A book by communications faculty member Michael Frontani focusing on The Beatles was among the 2008 Outstanding Academic Title CHOICE Award-winners recognized by the American Library Association. Frontani joins history professors David Crowe and John Beck as winners of this year's CHOICE awards.
Frontani’s book, “The Beatles: Image and the Media,” is a cultural history of the evolving image of the band in the United States in the 1960s, and explores how the Beatles’ evolving media image related to cultural and historical forces. Applying a critical theory and cultural studies perspective, the book describes the transformation from that of safe teen heartthrobs to one that had absorbed the fashion and consciousness of the burgeoning counterculture. By the end of the decade, the Beatles were using their interviews, media events, and music to comment on issues such as the Vietnam War, drug culture, and civil rights. Despite this transformation, the band’s image never strayed from its essential mantra of optimism.
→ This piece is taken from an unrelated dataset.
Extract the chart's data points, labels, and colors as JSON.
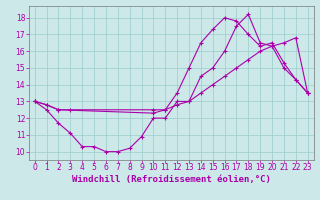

Critical theorist Douglas Kellner, George F. Kneller Chair in the Philosophy of Education at UCLA’s Graduate School of Education and Information Studies, calls the book “the best study to date of the Beatles’ reception in the United States, the creation and circulation of their media images as a young British rock sensation, and debates over their popularity and influence.”
From the CHOICE book review:
“Frontani (communication, Elon Univ.) prefaces this book with John Lennon’s murder and descriptions of the ensuing responses to Lennon’s life. He goes on to offer six succinct chapters on how the Beatles became a lightning rod for teens and society. Defining the Beatles’ various images by using four categories of media text–promotion, publicity, work product, and commentary–the author demonstrates how Brian Epstein brought Beatlemania to the forefront of music and culture, particularly in the US. Beginning with the oxymoronic “safe/toughness” heralding the Beatles’ American introduction in 1964 and concluding with Jann Wenner’s promotion of their commentary to launch Rolling Stone magazine, Frontani covers the Beatles’ “separate and distinct identity” evolutionary time line. He concludes with the 1995 Beatles Anthology broadcasts. Scholars will appreciate the copious bibliography citing the works Frontani employed to build his case for the Beatles’ impact on society and history. Those who witnessed the onset firsthand will enjoy taking the magical mystery tour again; those who came to Beatlemania later will relish this concise retelling of the story from a single focus. Yeah, yeah, yeah. Summing Up: Highly recommended. All readers, all levels.”
— T. Emery, Austin Peay State University
The annual CHOICE Awards include the best titles reviewed by the organization’s magazine and is the top recognition of the academic library community. The 2008 list includes 679 titles in 54 disciplines and subsections. CHOICE editors make their selections based on overall excellence and scholarship, the importance relative to other literature in the field, originality of treatment, value to undergraduate students and importance in building undergraduate library collections.
Six Elon faculty members have won CHOICE Awards since 2002. Other award winners include Janna Quitney Anderson, associate professor of communications, Rebecca Todd Peters, associate professor of religious studies, and Clyde Ellis, professor of history.